No. of Recommendations: 3
So my question is does anyone know anything about Ameritrade..good/bad? Will I be better off with them than Fidelity? If I choose not to move, I probably may have to find a new advisor...ugh.

There are good and bad points about both, IMO. TD's trading platform is really nice - better than Fido's, IMO. However, about 2 years ago (I think), with not very much warning, TD significantly changed their list of no fee ETFs, and a lot of the ETFs that were previously free to trade began incurring commissions to trade. That annoyed Joel enough that he moved his accounts to Merrill Edge.

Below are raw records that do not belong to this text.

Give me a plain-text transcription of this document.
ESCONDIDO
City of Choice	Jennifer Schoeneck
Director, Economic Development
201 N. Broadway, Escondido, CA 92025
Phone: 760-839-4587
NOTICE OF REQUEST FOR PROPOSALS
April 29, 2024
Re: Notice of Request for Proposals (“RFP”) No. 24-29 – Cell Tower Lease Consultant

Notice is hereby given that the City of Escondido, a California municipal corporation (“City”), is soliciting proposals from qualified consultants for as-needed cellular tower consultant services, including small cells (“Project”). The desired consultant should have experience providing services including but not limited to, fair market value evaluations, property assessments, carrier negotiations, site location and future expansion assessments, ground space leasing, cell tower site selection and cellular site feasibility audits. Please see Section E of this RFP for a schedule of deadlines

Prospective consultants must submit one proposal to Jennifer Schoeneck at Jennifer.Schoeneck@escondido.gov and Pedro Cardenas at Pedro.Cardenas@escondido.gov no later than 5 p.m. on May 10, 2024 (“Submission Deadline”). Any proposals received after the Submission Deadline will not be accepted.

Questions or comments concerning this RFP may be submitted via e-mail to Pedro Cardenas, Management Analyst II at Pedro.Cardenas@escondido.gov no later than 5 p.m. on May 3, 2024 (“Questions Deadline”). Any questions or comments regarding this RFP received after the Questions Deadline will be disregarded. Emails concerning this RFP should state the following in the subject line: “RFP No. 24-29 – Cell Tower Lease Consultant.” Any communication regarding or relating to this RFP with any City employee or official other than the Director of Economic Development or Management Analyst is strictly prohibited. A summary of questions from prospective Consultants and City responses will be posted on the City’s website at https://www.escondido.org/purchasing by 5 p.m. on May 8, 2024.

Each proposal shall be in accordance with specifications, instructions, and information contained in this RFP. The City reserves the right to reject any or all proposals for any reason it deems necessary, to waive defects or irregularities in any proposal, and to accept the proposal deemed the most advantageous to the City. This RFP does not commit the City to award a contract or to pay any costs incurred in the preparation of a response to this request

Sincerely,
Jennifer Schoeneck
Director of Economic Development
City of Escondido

Fido has a nice selection of no fee ETFs and mutual funds that they sponsor, with expense ratios as low as 0%. However, Fido has, at times, not allowed me to buy stocks that they consider 'too risky' or 'too complex' - even though I completely understood the complexity, and the fact that the general market didn't understand the complexity made the stock a good buy. One example is JBK, a thinly traded trust preferred stock originally issued by Lehman Brothers that was trading at less than 50% of par. When Lehman went BK, the trust reverted to being a direct passthrough of the underlying issue (debt issued by Goldman Sachs), and changed from paying dividends quarterly to paying every 6 months. People thought that the Nov 2008 dividend payment had been missed because they didn't understand that the change had occurred. It now trades over par at about $26.75 and has never missed a dividend payment.

I would check TD's list of no fee ETFs to be sure that the ETFs you own in taxable accounts are on the list. If they are not, find out how much it will cost to trade those positions vs. how much it costs at Fidelity. Also, if your advisor has you in any Fidelity sponsored ETFs or mutual funds, especially low/no cost ones, find out what he's going to do about those. If he suggests that you sell before leaving Fido, and they are in taxable accounts, you will incur tax consequences, which you may not want to do. And if the equivalent funds that he will recommend when you get to TD have higher expense ratios, you probably want to question that, too.